Елена Посвятовская в этой, первой своей, книге выходит к читателю с прозой сразу высшего сорта; это шелк без добавки синтетики. Это настоящее.
Татьяна Толстая
ТАК И ЖИЛИ
Станция Харик
Свисток кондуктора, тревожно и торжественно загудел паровоз, мощный звук отсечки — пффффф. Всё, тронулись. Мимо медленно плывет дымная станция, засыпанная ночным белейшим снегом, обшитый тесом одноэтажный вокзал, нарядный от этого снега, сдвоенные окна под резными сандриками. Саша любуется ускользающими карнизами в пропильной резьбе, хотя два года назад, когда сошел здесь на перрон по месту распределения, был убит видом здания: барак, да и только.
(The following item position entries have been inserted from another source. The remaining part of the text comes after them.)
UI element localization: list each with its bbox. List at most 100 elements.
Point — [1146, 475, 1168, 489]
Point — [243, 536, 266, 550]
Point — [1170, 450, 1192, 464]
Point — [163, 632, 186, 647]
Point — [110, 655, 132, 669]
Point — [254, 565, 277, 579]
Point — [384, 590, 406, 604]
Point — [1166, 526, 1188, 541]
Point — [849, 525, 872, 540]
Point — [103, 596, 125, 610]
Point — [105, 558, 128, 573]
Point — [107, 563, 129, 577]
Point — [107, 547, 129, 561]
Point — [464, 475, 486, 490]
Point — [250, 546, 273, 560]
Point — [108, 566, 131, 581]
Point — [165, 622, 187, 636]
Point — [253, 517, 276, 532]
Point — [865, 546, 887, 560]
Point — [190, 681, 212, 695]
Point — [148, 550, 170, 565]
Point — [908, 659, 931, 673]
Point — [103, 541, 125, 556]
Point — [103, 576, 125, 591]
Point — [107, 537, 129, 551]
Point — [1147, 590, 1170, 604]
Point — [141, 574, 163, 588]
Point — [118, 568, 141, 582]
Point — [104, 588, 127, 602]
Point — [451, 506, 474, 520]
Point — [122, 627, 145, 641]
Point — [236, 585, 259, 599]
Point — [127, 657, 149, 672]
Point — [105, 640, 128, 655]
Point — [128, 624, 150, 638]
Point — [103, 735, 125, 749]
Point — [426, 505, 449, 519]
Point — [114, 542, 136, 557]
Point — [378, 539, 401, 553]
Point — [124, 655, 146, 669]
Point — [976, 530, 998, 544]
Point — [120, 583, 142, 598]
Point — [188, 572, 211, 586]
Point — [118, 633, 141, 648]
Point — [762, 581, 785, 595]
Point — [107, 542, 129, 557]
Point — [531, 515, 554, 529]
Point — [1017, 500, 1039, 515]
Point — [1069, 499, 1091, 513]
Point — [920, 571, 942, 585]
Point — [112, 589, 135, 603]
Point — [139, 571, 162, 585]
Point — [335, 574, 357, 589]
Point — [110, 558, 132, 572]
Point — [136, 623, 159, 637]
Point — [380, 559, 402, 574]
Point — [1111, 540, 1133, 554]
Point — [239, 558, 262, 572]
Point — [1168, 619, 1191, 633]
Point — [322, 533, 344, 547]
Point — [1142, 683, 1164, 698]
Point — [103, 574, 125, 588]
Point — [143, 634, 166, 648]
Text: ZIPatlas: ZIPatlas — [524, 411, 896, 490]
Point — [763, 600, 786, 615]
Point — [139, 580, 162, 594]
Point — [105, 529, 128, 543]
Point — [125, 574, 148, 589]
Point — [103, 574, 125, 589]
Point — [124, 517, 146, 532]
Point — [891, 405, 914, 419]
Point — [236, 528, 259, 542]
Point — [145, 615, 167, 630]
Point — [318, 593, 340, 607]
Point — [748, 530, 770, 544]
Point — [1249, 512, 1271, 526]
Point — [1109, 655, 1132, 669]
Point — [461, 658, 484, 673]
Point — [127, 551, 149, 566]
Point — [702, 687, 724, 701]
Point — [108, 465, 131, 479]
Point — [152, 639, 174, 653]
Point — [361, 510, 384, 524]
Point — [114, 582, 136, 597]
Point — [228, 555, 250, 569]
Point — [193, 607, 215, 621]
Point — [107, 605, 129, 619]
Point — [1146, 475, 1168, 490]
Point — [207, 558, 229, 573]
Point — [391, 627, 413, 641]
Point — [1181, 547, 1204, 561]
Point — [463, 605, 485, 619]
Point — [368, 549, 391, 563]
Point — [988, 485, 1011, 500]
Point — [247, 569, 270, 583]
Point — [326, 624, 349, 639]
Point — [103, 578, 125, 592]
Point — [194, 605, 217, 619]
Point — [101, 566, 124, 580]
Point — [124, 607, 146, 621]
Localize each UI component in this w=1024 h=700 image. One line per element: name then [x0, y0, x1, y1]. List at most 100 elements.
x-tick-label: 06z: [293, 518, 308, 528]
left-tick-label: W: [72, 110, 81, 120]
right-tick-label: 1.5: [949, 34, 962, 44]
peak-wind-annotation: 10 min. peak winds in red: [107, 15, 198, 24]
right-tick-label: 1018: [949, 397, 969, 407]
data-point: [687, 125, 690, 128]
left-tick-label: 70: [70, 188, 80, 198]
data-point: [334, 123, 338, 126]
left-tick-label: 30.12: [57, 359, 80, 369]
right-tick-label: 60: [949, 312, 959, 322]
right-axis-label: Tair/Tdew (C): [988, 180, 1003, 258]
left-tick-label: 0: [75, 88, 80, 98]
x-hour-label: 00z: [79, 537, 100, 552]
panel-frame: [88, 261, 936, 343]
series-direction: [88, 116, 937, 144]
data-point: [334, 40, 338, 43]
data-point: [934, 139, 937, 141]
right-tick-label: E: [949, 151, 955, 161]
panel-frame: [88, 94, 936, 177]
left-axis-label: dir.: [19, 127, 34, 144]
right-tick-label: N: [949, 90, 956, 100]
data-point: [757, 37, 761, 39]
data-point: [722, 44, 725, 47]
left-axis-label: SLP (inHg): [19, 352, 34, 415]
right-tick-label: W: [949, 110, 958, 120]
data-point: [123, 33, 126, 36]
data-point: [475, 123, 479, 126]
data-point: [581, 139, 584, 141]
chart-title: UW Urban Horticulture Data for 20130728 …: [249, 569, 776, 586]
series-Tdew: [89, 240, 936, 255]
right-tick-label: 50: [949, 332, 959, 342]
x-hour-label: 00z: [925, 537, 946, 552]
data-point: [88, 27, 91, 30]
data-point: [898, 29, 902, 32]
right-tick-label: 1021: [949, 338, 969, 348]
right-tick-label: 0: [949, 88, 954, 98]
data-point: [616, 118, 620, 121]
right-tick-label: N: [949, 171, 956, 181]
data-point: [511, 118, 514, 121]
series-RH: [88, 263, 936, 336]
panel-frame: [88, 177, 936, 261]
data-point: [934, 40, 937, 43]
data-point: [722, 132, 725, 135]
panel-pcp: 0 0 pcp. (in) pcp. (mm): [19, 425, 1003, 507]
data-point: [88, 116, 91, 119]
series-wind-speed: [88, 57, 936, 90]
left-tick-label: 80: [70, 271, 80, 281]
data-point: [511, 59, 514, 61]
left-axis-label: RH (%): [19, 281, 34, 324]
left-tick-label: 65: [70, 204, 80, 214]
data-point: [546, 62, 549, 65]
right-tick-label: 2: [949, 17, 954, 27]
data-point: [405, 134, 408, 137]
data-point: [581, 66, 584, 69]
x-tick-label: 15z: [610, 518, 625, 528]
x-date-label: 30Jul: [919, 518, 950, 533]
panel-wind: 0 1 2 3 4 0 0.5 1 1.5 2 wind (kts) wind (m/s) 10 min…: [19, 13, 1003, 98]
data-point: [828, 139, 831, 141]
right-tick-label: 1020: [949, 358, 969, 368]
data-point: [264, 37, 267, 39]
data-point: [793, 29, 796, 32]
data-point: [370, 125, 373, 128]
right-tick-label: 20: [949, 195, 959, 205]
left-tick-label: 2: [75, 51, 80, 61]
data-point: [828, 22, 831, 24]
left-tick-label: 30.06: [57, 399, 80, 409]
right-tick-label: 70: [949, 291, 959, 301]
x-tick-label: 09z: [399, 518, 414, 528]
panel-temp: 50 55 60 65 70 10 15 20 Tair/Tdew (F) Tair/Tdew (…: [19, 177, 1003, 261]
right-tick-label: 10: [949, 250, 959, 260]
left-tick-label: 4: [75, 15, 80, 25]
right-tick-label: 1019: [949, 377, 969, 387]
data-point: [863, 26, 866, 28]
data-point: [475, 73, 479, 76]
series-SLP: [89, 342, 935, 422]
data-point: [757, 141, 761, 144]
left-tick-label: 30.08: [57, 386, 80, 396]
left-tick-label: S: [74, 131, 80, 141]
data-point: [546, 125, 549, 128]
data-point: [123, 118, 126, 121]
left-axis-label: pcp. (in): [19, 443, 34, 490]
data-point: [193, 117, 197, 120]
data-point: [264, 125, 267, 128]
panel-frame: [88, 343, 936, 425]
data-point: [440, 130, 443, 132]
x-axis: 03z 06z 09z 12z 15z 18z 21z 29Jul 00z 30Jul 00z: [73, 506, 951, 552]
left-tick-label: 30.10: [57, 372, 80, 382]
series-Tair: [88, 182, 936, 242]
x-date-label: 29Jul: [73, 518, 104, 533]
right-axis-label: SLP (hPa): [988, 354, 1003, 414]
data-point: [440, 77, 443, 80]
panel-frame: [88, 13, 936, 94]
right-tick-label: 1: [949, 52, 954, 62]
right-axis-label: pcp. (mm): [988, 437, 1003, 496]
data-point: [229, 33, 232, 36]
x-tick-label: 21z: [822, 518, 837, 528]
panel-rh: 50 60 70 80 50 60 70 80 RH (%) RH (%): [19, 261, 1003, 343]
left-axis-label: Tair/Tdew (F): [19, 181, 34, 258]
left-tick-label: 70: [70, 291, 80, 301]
Такие же кружевные деревянные вокзалы и в Мариинске, и в Ачинске, в Канске, в Зиме один в один, говорят. На сотни транссибирских километров. Еще при царе строились, по типовому проекту. Новосибирск и Томск с таких начинались.
Чудесно пахнет гарью, и солнце пронизывает плацкарт через мутные стекла, от которых сквозит.
— Не пересядете на боковое? Нам бы позавтракать.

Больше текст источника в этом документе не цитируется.